On my worst days, when I don't want to get out of bed I kneel down, and thank my Heavenly Father for every single thing I can think of to be grateful for, and it helps me feel better. Not that it's going to be easy, but we have SO MUCH to be grateful for. I also try to do service. Nothing big, but I try to at least once a week find something I can do for another person. Bring someone a treat, write a note, call someone just to tell them I love or appreciate them.
You are going through trials now that seem impossible, but there will always be trials. I think part of our purpose on this earth is to figure out how to get through them with a smile, and what we can learn from them.
Hang in there feeling sick all the time takes its toll. Trust me I know! Just remember nothing ever stays the same even kidschange daily. Has your husband tried looking for work outside of where you guys live??? Also, has he treid majoring in special ed. Special ed teachers always have work and are always needed! Also, you may never know he may love it like my husband does. Katy Mc (long time reader)

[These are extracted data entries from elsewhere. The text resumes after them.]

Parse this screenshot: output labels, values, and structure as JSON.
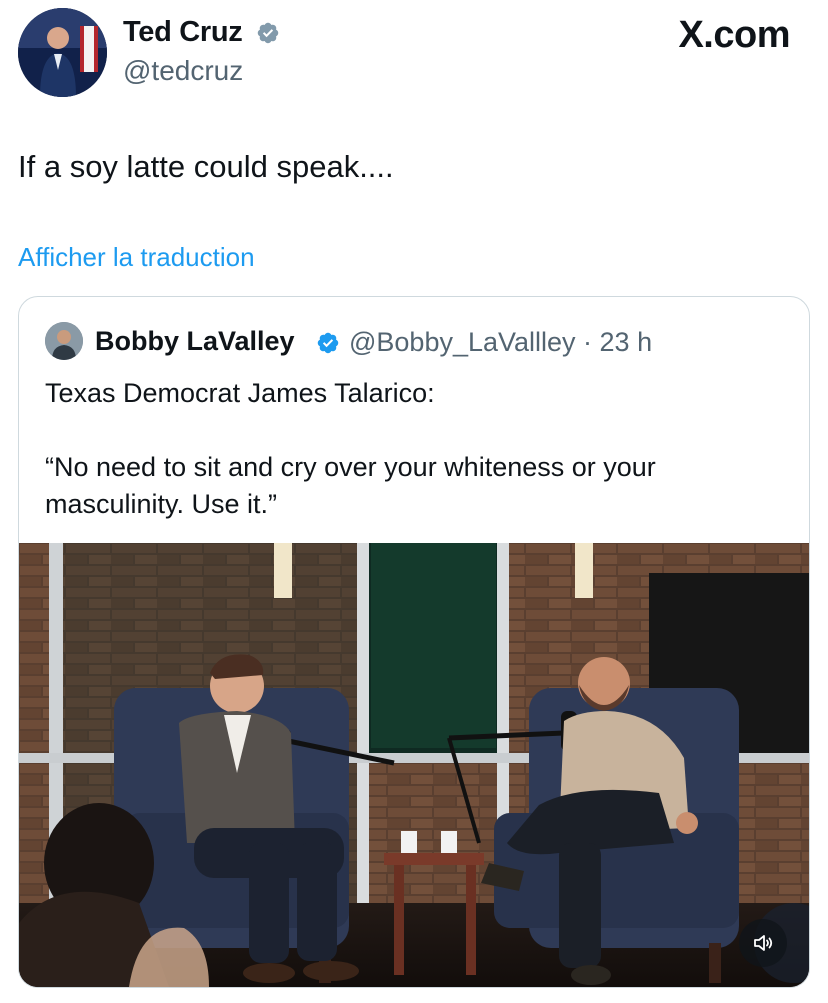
{
  "author": {
    "name": "Ted Cruz",
    "handle": "@tedcruz"
  },
  "brand": "X.com",
  "tweet": {
    "text": "If a soy latte could speak....",
    "translate_label": "Afficher la traduction"
  },
  "quote": {
    "author_name": "Bobby LaValley",
    "meta": "@Bobby_LaVallley · 23 h",
    "text_line1": "Texas Democrat James Talarico:",
    "text_line2": "“No need to sit and cry over your whiteness or your masculinity. Use it.”"
  },
  "icons": {
    "verified": "verified-badge-icon",
    "sound": "speaker-icon"
  },
  "colors": {
    "link": "#1d9bf0",
    "secondary_text": "#536471",
    "verified": "#829aab"
  }
}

I can totally relate to your feelings about this pregnancy. My husband lost his job at the beginning of December and we have an ultrasound scheduled for the end of Jan. to find out the sex of the baby. Instead of being excited I'm just dreading how much it will cost! I also have back pain and feel exhausted and just keeping up with one toddler is more than I can handle some days. One thing that helped my nausea was acupuncture. I went for three treatments at the beginning of my pregnancy and found it made an amazing difference. I'm sorry you're having such a hard time lately. You and your family are in my prayers.
Jessica
My sweet, sweet, Shelly. When I found out I was pregnant with Tyrone, we lived in Texas, the kids dad was in the Army. He got hurt and discharged. I was a sick as a dog as well. We had to leave TX with 350.00 in our pockets. We loaded the car, rented a u-haul and hit the road with bald tires. We slept in rest areas, Tiffanys rocking chair was stolen out of the back of the u-haul. Half way up the mountains into California our thermostate broke and we lost one of our tires. We had to spend money that we clearly didn't have. We made it to California, stayed with in-laws and then I took a grayhound bus to my moms, 7 months pregnant, sick, alone, and for nearly the whole trip Tiffany had to sit on my lap because the hot smelly bus was full. I didn't see my husband for the next 2 months, literally 2 days before Tyrone was born. But you know what, I got through it, and a thousand other trials since. Allow yourself to feel your feelings, they won't last and then pick yourself up, like you have so many times before and take one step at a time. Enjoy the baby growing inside of you, resting in the fact that God's love prevails, even when you don't feel like it does. It really is going to be Okay. I love you honey and I can promise you that it WILL all be okay.